L’article L. 152-6-9 du Code de l’urbanisme, issu de la loi n° 2025-1129 du 26 novembre 2025, instaure un dispositif dérogatoire permettant, à titre exceptionnel, le changement de destination de bâtiments à usage agricole ou forestier, en dérogeant aux règles de destination fixées par le PLU ou le document en tenant lieu.
Ce mécanisme s’inscrit dans un droit de l’urbanisme déjà fortement protecteur des zones agricoles et naturelles, dominé par les articles L. 151-11 et L. 151-12 du Code de l’urbanisme, ainsi que par les dispositions réglementaires et les principes du Code rural et de la pêche maritime (art. L. 111-3).

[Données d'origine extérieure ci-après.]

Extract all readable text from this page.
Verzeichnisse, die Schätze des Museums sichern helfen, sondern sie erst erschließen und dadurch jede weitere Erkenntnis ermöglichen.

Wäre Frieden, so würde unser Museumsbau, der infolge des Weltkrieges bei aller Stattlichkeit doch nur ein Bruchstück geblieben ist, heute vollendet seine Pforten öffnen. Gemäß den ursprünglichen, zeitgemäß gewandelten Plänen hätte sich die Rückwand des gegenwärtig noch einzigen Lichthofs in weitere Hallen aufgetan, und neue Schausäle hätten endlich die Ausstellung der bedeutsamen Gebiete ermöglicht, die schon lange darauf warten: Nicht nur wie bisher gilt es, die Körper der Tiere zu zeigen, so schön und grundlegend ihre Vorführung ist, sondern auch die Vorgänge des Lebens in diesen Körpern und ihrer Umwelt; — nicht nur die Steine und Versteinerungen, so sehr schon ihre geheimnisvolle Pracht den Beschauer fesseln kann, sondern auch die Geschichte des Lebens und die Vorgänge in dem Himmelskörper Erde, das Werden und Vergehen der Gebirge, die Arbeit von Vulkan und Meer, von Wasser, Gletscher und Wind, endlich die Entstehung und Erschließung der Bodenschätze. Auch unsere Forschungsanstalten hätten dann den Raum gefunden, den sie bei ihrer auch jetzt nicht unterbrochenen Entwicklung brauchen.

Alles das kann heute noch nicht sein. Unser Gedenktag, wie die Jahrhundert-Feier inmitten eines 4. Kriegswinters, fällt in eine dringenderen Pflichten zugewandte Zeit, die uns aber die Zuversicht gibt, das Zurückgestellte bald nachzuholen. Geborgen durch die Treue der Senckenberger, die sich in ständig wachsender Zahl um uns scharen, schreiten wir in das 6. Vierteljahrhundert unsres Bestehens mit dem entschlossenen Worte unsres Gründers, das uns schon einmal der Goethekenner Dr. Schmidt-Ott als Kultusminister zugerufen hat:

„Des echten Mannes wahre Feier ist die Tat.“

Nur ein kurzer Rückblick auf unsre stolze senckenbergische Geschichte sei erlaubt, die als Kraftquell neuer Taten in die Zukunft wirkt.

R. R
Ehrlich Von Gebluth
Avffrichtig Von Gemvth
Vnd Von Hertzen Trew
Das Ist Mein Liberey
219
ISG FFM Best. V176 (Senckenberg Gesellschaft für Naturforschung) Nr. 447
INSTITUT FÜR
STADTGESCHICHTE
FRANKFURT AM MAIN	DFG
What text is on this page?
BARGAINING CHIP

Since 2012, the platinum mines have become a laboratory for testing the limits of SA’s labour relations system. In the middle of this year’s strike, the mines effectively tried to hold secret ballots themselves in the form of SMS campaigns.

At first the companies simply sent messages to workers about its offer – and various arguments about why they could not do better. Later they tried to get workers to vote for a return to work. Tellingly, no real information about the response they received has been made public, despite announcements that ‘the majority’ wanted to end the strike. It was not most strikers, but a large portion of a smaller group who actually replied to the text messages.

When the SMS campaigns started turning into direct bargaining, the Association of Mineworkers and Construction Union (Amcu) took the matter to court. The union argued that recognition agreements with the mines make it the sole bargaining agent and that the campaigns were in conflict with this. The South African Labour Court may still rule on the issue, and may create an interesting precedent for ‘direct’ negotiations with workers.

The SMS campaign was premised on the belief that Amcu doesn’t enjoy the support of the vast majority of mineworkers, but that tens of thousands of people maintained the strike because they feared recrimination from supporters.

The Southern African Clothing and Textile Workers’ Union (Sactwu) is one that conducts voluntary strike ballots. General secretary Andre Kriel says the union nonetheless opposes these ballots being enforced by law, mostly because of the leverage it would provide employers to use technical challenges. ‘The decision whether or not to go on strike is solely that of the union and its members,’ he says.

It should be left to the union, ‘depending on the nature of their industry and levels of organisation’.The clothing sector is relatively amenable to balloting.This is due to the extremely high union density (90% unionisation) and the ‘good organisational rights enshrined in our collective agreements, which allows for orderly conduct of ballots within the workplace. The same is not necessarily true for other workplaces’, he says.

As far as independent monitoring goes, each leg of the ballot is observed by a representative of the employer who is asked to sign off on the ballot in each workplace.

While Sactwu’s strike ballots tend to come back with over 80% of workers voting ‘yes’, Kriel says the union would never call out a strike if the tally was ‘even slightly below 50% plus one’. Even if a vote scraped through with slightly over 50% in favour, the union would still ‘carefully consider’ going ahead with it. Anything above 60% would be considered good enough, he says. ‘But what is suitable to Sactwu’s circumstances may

Il ne remet pas en cause ce cadre mais introduit une dérogation ponctuelle et strictement encadrée.
En effet, le dispositif repose sur une logique d’exception dans la mesure où l’autorité compétente peut autoriser le changement de destination, mais sous réserve d’un avis conforme de l’autorité compétente en matière de PLU, et, en zones agricoles, naturelles et forestières, de conditions supplémentaires tenant notamment à la preuve d’une cessation d’usage agricole ou forestier depuis plus de vingt ans, ainsi qu’à l’avis conforme de la CDPENAF (zone A) ou de la CDNPS (zone N).
Le texte ne crée toutefois aucun droit au changement de destination de sorte que l’autorité compétente conserve un large pouvoir d’appréciation, tant sur la réalité du bâtiment agricole que sur l’opportunité du projet au regard des enjeux agricoles, paysagers et environnementaux.
Il en découle, par ailleurs, qu’il appartient au pétitionnaire d’apporter la preuve de l’ancienneté de la désaffectation.
Enfin, ce régime s’articule avec l’ensemble des contraintes existantes (règles du PLU, protection des espaces agricoles et naturels, droit du littoral, montagne, règles de distance), qui demeurent pleinement applicables et peuvent faire obstacle au projet malgré le respect formel des conditions du texte.
Ainsi, l’article L. 152-6-9 du Code de l’urbanisme ouvre une voie de reconversion très ciblée du bâti agricole ancien, sans infléchir la logique générale de protection renforcée des zones A et N, et sous un contrôle administratif encadré.